Une vingtaine de minutes après, deux blanches, peut-être trois, couraient. Elles étaient accompagnées de trois ou cinq hommes noirs, haïtiens. Ils couraient vite dans un silence étonnant. Mais ce qui étonnait le plus c’était la direction prise. C’était celle de la ravine qui passait derrière chez nous. Cette ravine serpentait l’Amazonie de mon enfance, cette gigantesque foret qui a réveillé en moi dès le plus jeune âge mon goût pour l’exploration. Pendant les vacances d’été, chaque jour je rentrais un mètre plus profondément dans ce bosquet qui s’étalait dans l’infini de mon imagination. Ces gens qui couraient affolés se dirigeaient vers ma forêt. Je voulais bien leur dire que c’était mieux de l’arpenter là sur la rive ouest de la ravine, la rive est était de structure très poreuse donc glissante par endroit, cassante par d’autres. Le temps que je les suive, la rue était remplie d’hommes armés. De vrais militaires et des paras. Le responsable de la troupe a demandé à mon père s’il avait vu l’homme recherché et s’il connaissait sa maison. Avec calme, mon père répondit : non et qu’il n’avait remarqué rien d’anormal dans le quartier. Ils trouvèrent quand même la maison, la pénétrèrent par effraction, la dévalisèrent en même temps qu’ils faisaient bombance de leurs cartouches. C’était ça le jour de mon dépucelage social et politique.

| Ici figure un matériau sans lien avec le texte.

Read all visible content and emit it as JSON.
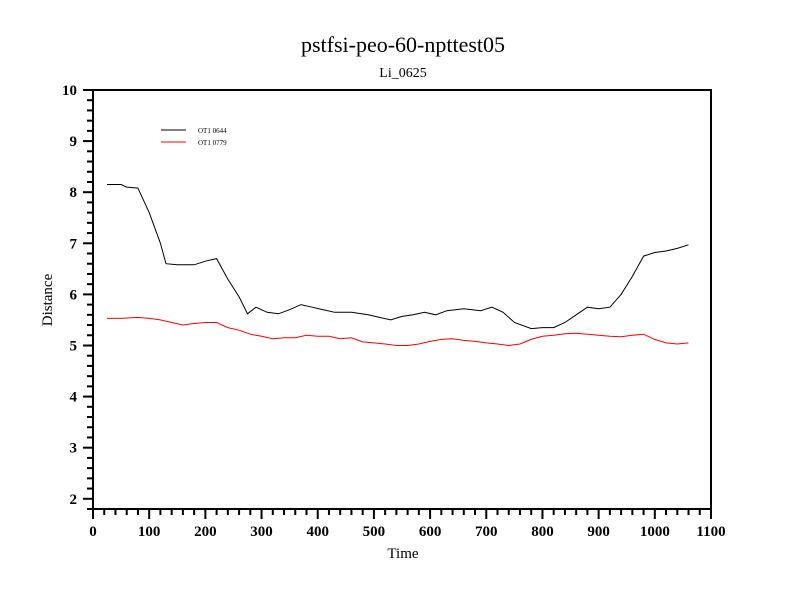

Plus tard, des années après, on m’a expliqué que notre voisin s’appelait René Théodore. Le groupe qui avait visité mon Amazonie à grande vitesse et en silence était de son obédience. Il était le chef du mouvement communiste de l’ère duvaliériste. Depuis cette première injection (consciente) d’adrénaline, je ne pouvais plus m’arrêter. Et Haiti, généreuse, n’a pas arrêté de m’en fournir, moi et toute ma génération. La période post-militaire était tout aussi excitante; avec le seul regret d’avoir été un peu trop conscient des problèmes qui m’environnaient. Les injections étaient donc moins jouissives mais heureusement beaucoup plus fréquentes. Le désordre ne se faisait plus dans l’ordre militaire mais plutôt dans un désordre chimérique. Il y avait un côté presque romantique chez les « chimè » qui avaient ouvert le feu sur une voiture remplie d’enfants pas trop loin de moi à Delmas. Le désordre était véritablement plus excitant dans l’anarchie. Les « chimè » étaient plus libres, plus imprévisibles que les « atache » et militaires de mon enfance. « GrennSonnen » qui empêchait d’étudier à Saint-Louis de Gonzague, était notre héros, en plus de sa grande injection quotidienne d’adrénaline, il nous a gratifié peut-être d’une dizaine de jours de totale liberté, plus dans les rues qu’à la maison. Le romantique dans cette période chimérienne n’était pas seulement la multitude de couleurs et le désordre qui l’accompagnait, mais surtout les noms. Représentation homérique, rien qu’à entendre ces sobriquets : « Dread Wilme », « Tupac », « Ronal Kadav », « Dread Mackenzy », « Une balle à la tête », «Kòmandan Ti blan», « Kòmandan Titi », « Labanyè » etc…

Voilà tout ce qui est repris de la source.